I let it go around three or four times. Bum-bum-bum-bum.
Then: bum-bum-bum--I jumped into the opening!
But because I was wearing my new boots, instead of my Adidas, my ankle turned just a little bit and I stumbled and had to recover. My timing was way off.
Thud! It sounded like someone had jammed the door with a big piece of lumber.
But it wasn't lumber; it was me.
The door stopped its hyperspeed counter-clockwise revolutions, and started slowly going the other direction until it hit my limp body and stopped altogether.
I couldn't move. I wasn't bawling or anything, but I have to admit I was pretty scared. I guess I was in shock or something, because I couldn't feel much of anything.
One of my friends who speaks Russian tracked down some grownups to help us as my other friends dragged me into the lobby, away from the door.
It seemed like the grownups weren't in any hurry to help me. A couple people walked by and shook their heads.
Finally, a huge middle-aged Russian lady in a white dress and hat showed up, carrying a small brown suitcase.
"Pain, yes?" She said.
"What?" I said.
"Yes," I said. "Pain."
She opened her case and pulled out a syringe that looked about the right size to tranquilize a horse, with a needle that was a good eight inches long. Then she pulled out a glass bottle of clear liquid.
As she plunged the needle into the bottle, I suddenly found myself standing up. I swear I don't remember getting to my feet, but there I was, saying, "Come on! Let's get out of here!" to my friends.

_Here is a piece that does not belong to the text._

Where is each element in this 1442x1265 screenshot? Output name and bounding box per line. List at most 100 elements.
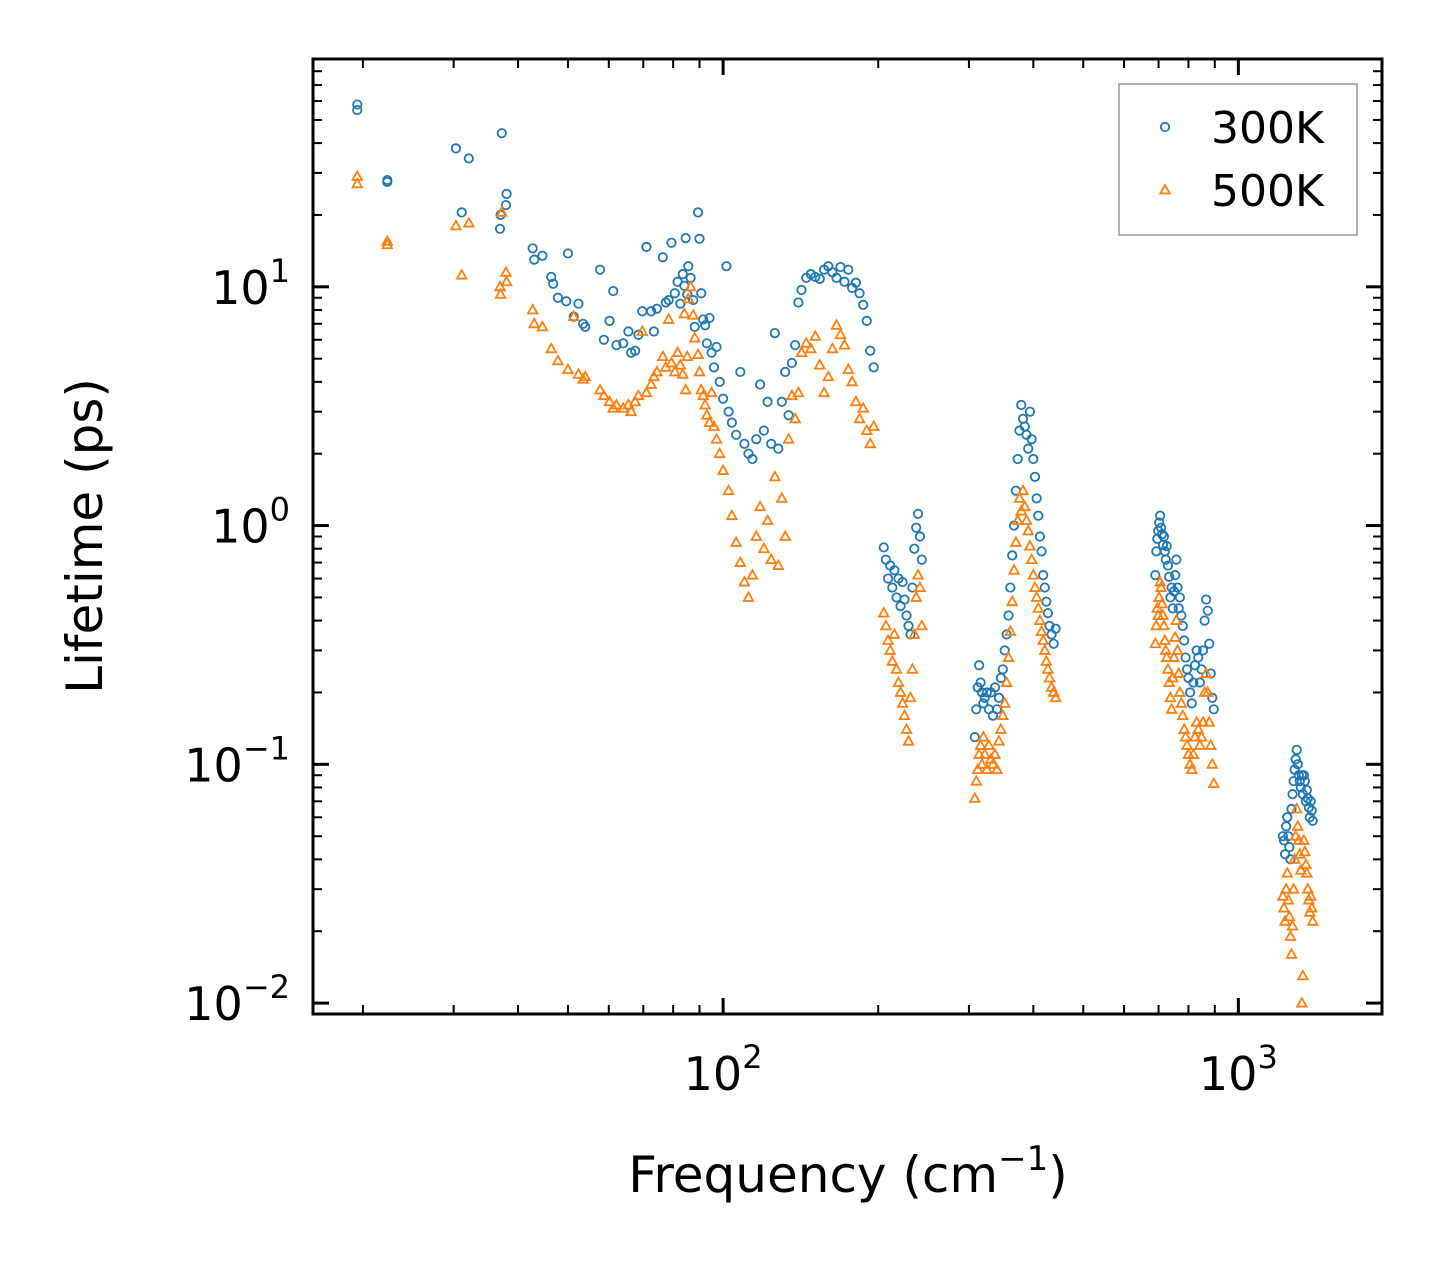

My friends half-carried, half-dragged me back to my apartment. My parents were both at work at the embassy, and eventually I was able to get in touch with my mom. She sent a driver from the embassy to pick me up and take me to the clinic.
It turns out that I'm okay after all. I just have a bruised hip, and there's nothing you can do about that really. The doctor gave me a cane to use for a while, and aspirin for the pain. It doesn't even hurt that much anymore.
Also, the cane makes a pretty cool accessory.